The Controversy Around PSA Testing
In the past, major health organizations have issued conflicting recommendations. The U.S. Preventive Services Task Force (USPSTF), for example, initially recommended against routine PSA screening in 2012, then revised its stance in 2018 to suggest that men aged 55 to 69 make an individual decision after discussing risks and benefits with their doctor. The new Cochrane review strengthens the case for screening by providing more precise mortality data.
Details of the Analyzed Trials
The six trials included in the Cochrane analysis were conducted across different settings:
- European Randomized Study of Screening for Prostate Cancer (ERSPC) – the largest study, showing a significant reduction in prostate cancer mortality.
- Prostate, Lung, Colorectal, and Ovarian (PLCO) Cancer Screening Trial from the United States, which had high rates of contamination in the control group.
- Four smaller trials from Sweden, Finland, and Canada, contributing additional data.
By combining these studies, the Cochrane team achieved greater statistical power to detect a mortality benefit, even when individual trials had conflicting results.

Implications for Clinical Practice
Dr. Franco emphasized that the findings support shared decision-making. “For men who are considering screening, this review provides reliable data that a small but real reduction in prostate cancer death can be expected,” he said during a press conference. He noted that the harms of screening, such as false positives and unnecessary biopsies, must still be weighed.

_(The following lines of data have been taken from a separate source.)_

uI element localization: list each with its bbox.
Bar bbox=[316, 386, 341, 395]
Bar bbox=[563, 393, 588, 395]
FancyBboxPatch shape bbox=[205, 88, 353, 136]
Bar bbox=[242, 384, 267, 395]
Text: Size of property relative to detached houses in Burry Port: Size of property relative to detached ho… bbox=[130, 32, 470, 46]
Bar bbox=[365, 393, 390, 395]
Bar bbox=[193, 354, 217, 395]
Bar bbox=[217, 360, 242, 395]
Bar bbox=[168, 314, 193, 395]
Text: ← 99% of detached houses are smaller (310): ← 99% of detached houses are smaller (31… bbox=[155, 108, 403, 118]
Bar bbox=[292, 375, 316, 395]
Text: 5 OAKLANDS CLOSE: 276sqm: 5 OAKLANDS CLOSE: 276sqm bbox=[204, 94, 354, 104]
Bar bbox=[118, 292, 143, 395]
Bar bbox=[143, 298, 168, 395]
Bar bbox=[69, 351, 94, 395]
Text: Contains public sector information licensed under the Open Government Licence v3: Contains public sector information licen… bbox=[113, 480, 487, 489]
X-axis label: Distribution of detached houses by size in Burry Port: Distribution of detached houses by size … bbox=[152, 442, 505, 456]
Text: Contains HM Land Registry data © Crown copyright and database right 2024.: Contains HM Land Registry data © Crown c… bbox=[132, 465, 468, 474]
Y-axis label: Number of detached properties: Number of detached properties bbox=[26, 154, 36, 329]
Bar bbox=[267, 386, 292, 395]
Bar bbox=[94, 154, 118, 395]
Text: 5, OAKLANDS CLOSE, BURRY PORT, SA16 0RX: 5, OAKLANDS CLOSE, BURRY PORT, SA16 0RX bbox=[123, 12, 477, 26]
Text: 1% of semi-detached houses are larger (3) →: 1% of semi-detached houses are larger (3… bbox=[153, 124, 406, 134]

Who Should Consider Screening?
Current guidelines suggest that men at higher risk—such as those with a family history of prostate cancer or of African descent—may benefit more from screening. The Cochrane review supports this personalized approach. Learn more about PSA testing basics.
What Comes Next
The review is likely to prompt updates to national screening recommendations. Some countries, such as those in Scandinavia, have already introduced organized PSA screening programs. The new evidence may encourage broader implementation, especially if combined with strategies to reduce overdiagnosis, such as using MRI scans before biopsy and adopting active surveillance for low-risk cancers.
Conclusion
The Cochrane review provides compelling, moderate-certainty evidence that PSA screening reduces prostate cancer-specific mortality, albeit with a modest effect size. Men and their clinicians can use this information to have more informed discussions about the potential benefits and harms of screening. As research continues, refining who gets screened and how abnormal results are managed will remain crucial.